BoCA, a Bienal de Arte Contemporânea, chega a Portugal em Março

7 FEVEREIRO, 2017 -

A BoCA – Biennial of Contemporary Arts está prestes a ter início em Lisboa e no Porto trazendo consigo uma excelente e diversificada programação, com cruzamentos entre as artes visuais e as artes performativas. A sua apresentação teve lugar no Teatro D. Maria II, em Lisboa, no passado dia 6 de fevereiro, onde ficámos a conhecer os artistas e projetos que darão corpo a este evento.

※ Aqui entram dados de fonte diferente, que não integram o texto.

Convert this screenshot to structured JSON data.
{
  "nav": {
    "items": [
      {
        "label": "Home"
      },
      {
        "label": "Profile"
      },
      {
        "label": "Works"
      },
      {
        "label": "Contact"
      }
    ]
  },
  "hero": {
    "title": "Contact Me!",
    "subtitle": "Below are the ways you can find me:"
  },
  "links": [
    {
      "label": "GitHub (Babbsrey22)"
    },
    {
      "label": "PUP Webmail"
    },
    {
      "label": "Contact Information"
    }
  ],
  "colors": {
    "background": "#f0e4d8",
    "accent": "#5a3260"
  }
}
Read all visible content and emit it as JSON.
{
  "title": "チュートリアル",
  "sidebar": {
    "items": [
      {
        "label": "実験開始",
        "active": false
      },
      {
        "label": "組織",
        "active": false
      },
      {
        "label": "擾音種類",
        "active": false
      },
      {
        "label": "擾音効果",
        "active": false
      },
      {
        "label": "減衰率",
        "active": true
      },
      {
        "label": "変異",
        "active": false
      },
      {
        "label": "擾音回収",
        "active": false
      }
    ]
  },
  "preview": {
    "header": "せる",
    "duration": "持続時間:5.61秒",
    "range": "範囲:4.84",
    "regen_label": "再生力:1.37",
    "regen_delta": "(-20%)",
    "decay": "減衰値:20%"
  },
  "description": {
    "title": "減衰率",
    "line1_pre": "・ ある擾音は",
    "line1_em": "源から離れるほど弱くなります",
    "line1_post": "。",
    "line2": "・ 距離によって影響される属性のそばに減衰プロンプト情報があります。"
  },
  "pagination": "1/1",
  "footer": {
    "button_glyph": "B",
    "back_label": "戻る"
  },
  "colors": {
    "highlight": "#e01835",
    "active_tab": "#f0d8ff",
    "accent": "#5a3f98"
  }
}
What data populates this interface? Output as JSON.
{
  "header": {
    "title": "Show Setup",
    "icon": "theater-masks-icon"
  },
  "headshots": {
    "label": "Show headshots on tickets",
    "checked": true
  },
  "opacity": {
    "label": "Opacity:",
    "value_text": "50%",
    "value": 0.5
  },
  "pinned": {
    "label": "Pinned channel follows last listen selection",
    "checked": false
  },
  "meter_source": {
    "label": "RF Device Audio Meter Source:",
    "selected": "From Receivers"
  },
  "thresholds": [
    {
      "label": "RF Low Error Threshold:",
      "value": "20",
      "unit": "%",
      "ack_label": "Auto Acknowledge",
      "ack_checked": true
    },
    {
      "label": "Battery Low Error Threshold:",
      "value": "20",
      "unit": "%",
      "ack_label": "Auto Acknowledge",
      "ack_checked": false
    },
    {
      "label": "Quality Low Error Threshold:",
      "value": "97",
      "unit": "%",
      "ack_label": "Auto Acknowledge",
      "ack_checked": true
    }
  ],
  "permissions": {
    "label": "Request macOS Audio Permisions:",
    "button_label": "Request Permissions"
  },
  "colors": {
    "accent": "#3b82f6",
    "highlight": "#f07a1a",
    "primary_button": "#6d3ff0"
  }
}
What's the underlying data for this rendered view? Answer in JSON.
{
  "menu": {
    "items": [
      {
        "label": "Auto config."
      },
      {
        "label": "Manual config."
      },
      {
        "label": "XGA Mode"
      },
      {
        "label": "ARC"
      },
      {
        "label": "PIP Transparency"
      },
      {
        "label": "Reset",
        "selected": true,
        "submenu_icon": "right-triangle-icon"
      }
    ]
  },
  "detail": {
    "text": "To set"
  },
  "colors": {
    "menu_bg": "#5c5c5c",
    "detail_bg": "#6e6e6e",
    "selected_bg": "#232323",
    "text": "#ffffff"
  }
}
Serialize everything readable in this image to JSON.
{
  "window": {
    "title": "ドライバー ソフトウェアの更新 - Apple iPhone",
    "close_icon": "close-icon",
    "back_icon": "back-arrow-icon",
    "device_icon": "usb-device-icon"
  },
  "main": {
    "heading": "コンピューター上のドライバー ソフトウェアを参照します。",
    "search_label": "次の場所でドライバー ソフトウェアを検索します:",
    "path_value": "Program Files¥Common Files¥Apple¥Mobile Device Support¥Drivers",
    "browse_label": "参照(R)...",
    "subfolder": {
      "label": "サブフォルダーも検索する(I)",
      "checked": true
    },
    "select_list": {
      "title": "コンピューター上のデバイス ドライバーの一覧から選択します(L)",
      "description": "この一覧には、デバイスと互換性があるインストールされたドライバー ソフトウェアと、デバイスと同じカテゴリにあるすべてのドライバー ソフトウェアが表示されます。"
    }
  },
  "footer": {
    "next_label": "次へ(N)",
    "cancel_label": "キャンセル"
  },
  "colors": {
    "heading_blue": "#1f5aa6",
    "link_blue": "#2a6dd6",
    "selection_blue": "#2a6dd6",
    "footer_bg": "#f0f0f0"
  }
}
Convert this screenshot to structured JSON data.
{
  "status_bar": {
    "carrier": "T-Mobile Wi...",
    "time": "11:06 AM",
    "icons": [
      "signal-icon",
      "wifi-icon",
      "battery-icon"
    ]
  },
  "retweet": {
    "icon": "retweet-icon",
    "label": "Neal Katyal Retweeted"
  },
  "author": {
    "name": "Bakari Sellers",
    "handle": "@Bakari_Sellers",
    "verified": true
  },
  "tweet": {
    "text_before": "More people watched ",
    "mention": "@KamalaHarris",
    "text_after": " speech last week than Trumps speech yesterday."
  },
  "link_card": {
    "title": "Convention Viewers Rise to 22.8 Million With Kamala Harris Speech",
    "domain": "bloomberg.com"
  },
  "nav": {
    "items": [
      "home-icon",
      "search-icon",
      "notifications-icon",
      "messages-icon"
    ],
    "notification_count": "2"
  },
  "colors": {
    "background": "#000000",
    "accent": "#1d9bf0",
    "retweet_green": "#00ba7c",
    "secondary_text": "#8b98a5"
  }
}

Durante a apresentação, decorreu a performance Shirtlogie (1977) de Jérôme Bel, que estará também presente como vídeo instalação na bienal, e que já teria sido apresentada em Portugal há 20 anos atrás. Ao mesmo tempo, o Diretor Artístico John Romão, falou-nos da importância da arte contemporânea para a sociedade atual, e a necessidade de a aproximar ao público, pretendendo assim criar “movimentos de públicos” entre as 38 instituições em Lisboa e no Porto, que a partir de 17 de março irão acolher, performances, instalações, concertos, e inovadores projetos, alguns em estreia na BoCA. Foram assim criadas obras, de artistas nacionais e internacionais, propositadamente para este evento, para as quais os artistas foram desafiados a saírem dos seus contextos habituais experimentando com novas práticas. Surgem assim por exemplo, os primeiros projetos teatrais de Salomé Lamas e de Vhils. A cineasta, artista residente da BoCA, apresentará a paródia política Fantamorgana, nos próximos dias 12 e 13 de abril, no Pequeno Auditório do CCB. Por sua vez Alexandre Farto, aka Vhils, realizará uma “sinergia entre as artes visuais, a música e a dança” em palco, refletindo um conceito que lhe é próximo, a evolução da cultura urbana.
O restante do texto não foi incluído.